When it came to their baseball cards, frequently traded players in the ‘50’s and ‘60s suffered the indignity of the blacked-out cap insignia or a bare head shot, when Topps or other companies affixed their images to cardboard. Of course, the ‘70s saw Topps go “over the top” with whole caps and uniforms unartfully altered by the overzealous art department. No player suffered a worse fate at the hands of the airbrush artists than the late Ken Brett, who went under the airbrush six times.
Brett had a spectacular start to his career in ‘67. A late season call up by the Red Sox, the 19-year old pitched effectively in two World Series games.
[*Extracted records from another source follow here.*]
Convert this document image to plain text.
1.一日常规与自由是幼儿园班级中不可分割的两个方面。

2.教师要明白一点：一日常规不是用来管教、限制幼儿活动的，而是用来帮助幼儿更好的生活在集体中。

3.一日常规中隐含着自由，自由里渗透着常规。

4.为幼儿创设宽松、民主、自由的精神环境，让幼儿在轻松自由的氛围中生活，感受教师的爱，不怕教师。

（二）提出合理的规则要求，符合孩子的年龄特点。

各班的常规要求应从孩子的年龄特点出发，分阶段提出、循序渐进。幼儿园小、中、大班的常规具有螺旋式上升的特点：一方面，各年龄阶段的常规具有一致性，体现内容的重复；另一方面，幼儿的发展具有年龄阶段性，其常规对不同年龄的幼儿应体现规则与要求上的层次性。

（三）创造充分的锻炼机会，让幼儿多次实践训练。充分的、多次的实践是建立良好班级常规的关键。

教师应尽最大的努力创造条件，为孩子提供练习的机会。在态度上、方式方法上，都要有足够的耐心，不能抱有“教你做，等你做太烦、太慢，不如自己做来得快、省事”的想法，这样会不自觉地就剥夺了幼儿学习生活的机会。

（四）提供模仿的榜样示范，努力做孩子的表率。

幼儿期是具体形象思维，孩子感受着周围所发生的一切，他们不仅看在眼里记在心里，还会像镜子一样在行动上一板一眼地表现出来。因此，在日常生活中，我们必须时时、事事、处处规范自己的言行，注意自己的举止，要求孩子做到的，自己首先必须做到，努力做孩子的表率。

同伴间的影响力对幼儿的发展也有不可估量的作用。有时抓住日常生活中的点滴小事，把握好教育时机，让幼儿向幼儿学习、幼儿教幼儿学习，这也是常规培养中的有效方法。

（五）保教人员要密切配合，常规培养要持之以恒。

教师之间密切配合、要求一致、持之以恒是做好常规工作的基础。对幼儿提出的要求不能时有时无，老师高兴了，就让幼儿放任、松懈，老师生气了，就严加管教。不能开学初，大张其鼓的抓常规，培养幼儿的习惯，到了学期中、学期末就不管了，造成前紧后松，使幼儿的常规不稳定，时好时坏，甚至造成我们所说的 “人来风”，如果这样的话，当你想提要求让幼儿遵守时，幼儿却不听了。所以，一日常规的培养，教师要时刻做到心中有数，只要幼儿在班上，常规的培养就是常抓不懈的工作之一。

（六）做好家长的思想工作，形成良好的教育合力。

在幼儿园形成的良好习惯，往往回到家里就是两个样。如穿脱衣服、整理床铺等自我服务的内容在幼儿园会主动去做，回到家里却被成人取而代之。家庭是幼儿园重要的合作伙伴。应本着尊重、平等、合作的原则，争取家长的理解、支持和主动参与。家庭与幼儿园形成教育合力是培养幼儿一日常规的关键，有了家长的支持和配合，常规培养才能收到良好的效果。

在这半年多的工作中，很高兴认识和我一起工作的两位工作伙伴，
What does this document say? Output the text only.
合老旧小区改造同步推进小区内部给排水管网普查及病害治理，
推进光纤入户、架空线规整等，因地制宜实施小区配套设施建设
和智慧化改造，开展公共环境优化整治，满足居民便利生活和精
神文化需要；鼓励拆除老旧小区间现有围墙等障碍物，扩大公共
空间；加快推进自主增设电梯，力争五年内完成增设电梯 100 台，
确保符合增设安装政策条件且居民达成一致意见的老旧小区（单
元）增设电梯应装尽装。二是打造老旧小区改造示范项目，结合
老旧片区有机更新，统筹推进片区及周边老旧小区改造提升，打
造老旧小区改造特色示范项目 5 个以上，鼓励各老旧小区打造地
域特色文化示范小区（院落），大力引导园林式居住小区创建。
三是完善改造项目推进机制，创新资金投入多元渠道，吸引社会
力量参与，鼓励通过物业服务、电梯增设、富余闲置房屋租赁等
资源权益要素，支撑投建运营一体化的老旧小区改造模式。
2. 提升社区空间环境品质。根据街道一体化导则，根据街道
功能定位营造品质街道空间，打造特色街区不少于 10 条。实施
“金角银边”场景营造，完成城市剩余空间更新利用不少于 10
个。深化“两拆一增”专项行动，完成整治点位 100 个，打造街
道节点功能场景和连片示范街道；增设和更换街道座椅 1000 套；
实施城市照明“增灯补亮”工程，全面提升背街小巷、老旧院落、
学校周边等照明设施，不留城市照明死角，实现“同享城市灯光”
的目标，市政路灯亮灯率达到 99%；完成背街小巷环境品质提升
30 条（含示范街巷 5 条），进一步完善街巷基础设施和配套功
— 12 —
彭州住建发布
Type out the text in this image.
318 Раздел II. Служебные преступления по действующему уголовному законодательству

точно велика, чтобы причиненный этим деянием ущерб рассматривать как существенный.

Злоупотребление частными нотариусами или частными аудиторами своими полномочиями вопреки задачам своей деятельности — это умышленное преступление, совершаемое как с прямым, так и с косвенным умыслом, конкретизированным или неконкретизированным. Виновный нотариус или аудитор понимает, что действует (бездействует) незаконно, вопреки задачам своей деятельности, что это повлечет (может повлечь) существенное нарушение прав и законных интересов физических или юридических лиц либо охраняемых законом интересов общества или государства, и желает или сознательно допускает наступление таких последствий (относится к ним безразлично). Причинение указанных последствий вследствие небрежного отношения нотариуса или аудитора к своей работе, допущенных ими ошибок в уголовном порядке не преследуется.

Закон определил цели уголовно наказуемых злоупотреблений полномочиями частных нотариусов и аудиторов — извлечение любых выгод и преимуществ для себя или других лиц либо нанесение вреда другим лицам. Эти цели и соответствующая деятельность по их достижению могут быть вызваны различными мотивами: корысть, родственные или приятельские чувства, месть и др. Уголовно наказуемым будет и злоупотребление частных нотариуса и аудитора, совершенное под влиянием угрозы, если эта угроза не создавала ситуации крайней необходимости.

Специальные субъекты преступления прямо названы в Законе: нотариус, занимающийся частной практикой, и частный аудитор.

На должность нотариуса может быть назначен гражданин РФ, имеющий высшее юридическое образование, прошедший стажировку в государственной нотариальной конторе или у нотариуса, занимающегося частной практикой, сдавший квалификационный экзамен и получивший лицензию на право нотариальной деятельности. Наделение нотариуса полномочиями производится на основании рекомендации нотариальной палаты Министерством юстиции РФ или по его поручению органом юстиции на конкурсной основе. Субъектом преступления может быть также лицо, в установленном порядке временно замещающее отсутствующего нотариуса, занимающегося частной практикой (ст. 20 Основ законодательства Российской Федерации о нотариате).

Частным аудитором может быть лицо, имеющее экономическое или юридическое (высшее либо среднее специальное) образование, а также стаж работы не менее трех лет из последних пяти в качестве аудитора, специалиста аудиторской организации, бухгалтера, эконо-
After two years in the minors, Ken received his first card in ‘69 — coupled with Gerry Moses. I must draw attention to Ken’s short bio on the back. The writer was very excited by the fact that Ken was left handed.
After being featured on the Red Sox in ‘71, Brett’s vagabond odyssey begins. Traded to the Brewers in October 1971, the next spring Topps gave him a traditional traded pose, featuring an upturned bill to obfuscate the cap insignia. However, part of the Boston script is visible on his uniform. Then the fun begins. A trade to the Phillies results in an airbrushed classic cap and poorly altered jersey trim in ‘73. Ken is on the move again ‘74, resulting a true masterpiece.
His trade to the Pirates necessitates an airbrush job using a mustard yellow palate. Apparently, the “air brusher” forgot that the Pirates cap featured a black bill. The spectacular all yellow cap has a nice velour look, reminiscent of Dock Ellis’ flocked helmet in the ‘71 All-Star game.
After two unaltered cards, it’s back to the paint jobs. Ken has a “Traded” card in ‘76 with drawn on Yankee pinstripes. This is followed by an ersatz Angels cap in ‘78, Dodgers in ‘80 and Royals in ‘81.
There may be another player with six or more airbrushed cards, but I’m crowning Ken Brett “King of the Airbush Era.”